Kin selection as the key to altruism: its rise and fall
Social Research, Spring, 2005 by Edward O. Wilson
It turns out, however, that this is wrong. Hamilton made three mistakes, which have led to the vitiation of his main thesis concerning altruism and the origin of sociality.
The first mistake, a simple error in arithmetic, is the conclusion that the production of each sister by individuals in haplodiploid societies passes more of their genes to the next generation than does the production of each daughter. As pointed out by Robert L. Trivers in 1976 (Bourke and Franks, 1995), workers also have to raise brothers, and because the gender of these females are determined by haplodiploidy, they are related by only one-fourth of their genes by common descent. In the case of the typical 1:1 gender ratio for the colony as a whole, one-half of males with one-fourth genes in common with their sisters plus one-half of females with three-fourths genes in common with their sisters equals one-half genes in common, so that being altruistic and deferring to the mother queen for reproduction yields the same as having sons and daughters.
In short, the need of a colony to produce males as well as females, or at least the need to adjust the production so as to benefit from a population-of-colonies sex ratio of 1:1, cancels out the gain from raising sisters as opposed to daughters. Yet, as Trivers also pointed out, altruism can still confer an advantage if the workers (all ant workers are female and all males are nonparticipating drones) have control of the colony and invest more in sisters than in brothers in the rearing of the next generation of reproductive females (virgin queens) and males. This choice puts them in conflict with the mother queen, who is equally related to her sons and daughters; hence, in order to maximize the multiplication of her own genes, the queen should opt for a 1:1 sex ratio.
It has come to pass, from abundant field and laboratory studies, that Trivers' predictions have been proved correct. In circumstances where other evidence indicates that workers are in control, the production of reproductives is tilted toward females.
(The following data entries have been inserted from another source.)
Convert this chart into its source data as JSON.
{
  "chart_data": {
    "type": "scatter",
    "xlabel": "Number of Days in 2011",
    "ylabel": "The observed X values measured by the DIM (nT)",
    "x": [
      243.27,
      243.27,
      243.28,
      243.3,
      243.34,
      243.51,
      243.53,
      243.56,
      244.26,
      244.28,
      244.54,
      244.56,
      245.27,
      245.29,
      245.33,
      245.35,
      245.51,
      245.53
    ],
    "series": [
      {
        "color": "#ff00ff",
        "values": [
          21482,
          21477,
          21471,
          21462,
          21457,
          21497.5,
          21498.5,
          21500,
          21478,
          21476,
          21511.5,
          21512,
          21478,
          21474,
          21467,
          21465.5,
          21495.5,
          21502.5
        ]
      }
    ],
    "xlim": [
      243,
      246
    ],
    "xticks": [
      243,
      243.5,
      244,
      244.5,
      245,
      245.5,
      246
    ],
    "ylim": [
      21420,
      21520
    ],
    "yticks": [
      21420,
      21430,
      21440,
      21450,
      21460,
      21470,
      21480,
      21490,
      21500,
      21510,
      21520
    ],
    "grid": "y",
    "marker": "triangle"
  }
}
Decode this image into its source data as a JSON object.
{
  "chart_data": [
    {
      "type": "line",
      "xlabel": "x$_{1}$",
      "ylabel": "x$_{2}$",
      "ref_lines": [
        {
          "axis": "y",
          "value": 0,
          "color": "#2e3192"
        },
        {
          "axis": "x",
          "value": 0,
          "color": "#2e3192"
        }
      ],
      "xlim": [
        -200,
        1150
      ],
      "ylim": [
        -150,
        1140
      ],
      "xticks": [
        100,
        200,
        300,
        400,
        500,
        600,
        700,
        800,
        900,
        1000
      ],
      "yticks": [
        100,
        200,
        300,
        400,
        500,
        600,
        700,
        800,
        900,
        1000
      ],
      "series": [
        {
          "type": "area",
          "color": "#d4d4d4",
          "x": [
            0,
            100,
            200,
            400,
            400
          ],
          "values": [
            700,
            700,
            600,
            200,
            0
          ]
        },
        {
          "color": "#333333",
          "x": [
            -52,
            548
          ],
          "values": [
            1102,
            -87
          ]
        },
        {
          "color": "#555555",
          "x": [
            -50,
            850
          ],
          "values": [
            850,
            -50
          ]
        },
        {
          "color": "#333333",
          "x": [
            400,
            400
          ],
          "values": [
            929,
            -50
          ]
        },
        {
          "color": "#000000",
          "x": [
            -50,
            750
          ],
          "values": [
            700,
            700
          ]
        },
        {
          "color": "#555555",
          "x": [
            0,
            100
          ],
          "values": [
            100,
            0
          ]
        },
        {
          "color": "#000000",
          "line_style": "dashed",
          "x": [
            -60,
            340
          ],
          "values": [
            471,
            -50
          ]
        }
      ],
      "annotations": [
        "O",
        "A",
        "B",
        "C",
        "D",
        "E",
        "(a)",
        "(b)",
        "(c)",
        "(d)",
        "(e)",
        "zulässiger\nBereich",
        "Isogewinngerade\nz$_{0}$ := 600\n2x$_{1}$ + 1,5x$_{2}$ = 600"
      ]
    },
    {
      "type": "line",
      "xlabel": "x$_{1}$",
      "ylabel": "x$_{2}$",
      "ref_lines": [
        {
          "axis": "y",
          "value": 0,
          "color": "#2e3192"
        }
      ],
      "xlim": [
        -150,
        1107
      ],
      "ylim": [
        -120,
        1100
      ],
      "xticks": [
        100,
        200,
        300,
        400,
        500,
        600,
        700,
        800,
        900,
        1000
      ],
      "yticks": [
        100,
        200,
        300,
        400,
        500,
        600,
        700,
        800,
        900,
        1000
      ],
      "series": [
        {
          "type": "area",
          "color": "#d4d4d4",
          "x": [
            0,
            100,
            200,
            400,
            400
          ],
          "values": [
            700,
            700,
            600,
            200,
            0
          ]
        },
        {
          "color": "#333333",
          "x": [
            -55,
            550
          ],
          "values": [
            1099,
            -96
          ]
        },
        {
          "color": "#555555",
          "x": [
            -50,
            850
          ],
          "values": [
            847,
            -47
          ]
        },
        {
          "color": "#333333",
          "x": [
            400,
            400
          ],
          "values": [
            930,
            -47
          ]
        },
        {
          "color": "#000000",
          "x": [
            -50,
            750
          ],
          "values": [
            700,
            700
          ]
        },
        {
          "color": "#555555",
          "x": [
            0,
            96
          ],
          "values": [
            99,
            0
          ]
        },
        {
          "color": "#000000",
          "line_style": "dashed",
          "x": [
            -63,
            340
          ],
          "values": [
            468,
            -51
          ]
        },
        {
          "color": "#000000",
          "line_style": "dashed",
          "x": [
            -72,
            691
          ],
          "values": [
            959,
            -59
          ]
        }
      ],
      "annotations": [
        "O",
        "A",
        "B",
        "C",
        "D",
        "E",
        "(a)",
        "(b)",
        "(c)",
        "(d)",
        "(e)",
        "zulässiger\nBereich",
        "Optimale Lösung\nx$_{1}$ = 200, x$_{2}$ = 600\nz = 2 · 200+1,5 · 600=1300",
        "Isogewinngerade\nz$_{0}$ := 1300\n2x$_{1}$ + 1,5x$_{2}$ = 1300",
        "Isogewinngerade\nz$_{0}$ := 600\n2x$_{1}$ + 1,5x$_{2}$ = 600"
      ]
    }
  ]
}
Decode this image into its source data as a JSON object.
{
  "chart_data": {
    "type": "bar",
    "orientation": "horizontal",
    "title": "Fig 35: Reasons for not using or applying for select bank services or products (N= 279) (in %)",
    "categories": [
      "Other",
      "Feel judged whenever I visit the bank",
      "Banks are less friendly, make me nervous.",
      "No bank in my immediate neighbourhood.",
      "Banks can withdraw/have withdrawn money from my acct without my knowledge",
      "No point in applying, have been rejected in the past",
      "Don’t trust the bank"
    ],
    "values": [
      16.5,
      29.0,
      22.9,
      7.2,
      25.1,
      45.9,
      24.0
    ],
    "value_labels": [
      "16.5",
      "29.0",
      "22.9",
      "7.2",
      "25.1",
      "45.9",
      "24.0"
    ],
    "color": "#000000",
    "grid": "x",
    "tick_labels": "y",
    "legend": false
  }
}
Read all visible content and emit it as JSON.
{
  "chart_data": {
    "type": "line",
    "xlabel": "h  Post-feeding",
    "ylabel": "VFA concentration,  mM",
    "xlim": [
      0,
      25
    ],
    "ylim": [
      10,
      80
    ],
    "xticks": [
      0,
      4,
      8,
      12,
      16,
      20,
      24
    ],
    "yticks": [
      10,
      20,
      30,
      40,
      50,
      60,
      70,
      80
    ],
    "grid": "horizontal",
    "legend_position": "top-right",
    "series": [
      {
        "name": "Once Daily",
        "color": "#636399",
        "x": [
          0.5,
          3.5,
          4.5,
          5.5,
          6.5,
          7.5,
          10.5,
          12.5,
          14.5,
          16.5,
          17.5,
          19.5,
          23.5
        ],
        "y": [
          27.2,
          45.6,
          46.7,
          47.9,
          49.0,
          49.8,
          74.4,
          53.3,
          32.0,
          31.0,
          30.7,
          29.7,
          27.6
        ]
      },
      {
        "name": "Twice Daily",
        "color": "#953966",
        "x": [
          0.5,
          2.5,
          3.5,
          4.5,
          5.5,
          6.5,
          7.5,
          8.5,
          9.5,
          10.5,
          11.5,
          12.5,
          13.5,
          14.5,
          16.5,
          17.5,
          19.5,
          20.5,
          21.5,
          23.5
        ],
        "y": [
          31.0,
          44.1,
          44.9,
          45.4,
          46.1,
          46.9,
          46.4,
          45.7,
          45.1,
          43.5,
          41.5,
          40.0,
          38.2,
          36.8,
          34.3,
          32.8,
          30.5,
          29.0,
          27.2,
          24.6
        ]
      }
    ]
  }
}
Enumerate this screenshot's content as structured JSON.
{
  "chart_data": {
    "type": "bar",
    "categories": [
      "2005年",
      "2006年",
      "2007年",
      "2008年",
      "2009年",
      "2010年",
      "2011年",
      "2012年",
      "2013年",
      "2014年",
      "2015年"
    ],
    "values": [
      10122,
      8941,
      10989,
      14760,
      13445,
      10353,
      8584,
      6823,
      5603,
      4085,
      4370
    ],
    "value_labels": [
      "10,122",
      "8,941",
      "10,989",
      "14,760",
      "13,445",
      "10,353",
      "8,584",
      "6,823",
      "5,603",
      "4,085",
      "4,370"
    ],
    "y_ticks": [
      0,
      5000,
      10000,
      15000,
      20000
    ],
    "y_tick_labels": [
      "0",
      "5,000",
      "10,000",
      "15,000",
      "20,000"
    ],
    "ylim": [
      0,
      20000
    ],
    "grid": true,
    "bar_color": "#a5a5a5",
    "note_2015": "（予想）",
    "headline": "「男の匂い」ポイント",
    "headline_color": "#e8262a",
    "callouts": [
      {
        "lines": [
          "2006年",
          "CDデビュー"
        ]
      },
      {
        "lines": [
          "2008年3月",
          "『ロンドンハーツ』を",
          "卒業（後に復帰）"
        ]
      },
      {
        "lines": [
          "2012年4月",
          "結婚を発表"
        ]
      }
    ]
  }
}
When the mother queen is in charge, the ratio of investment centers on 1:1. And when the queen is absent and a worker takes over, the ratio tilts toward males--another inference from the corrected arithmetic.
What Trivers had stumbled across was evidence that queens and their worker daughters are in a situation that promotes internal conflict. In other words, kin selection is dissolutive, at least in part, as opposed to binding, in the social evolution of insects.
The haplodiploid hypothesis, and the seemingly strong evidence that supported it in the 1970s and 1980s, still favored the binding effect of kin selection. But that too has now collapsed. So many phylads have been discovered that contain colonies with altruistic workers--among ambrosia beetles (Kent and Simpson, 1992), for example, snapping shrimps (Duffy, 1996), and even in one species of rodents (Sherman, Jarvis, and Alexander, 1991)--that the association between haplodiploidy and the presence of worker castes is no longer statistically viable. Further, in the gall-making thrips, which like hymenopterans are haplodiploid, males and not just females serve as nonreproductive castes, contrary to the haplodiploid hypothesis of the origins of sterile castes in colonies (Crespi, 1992).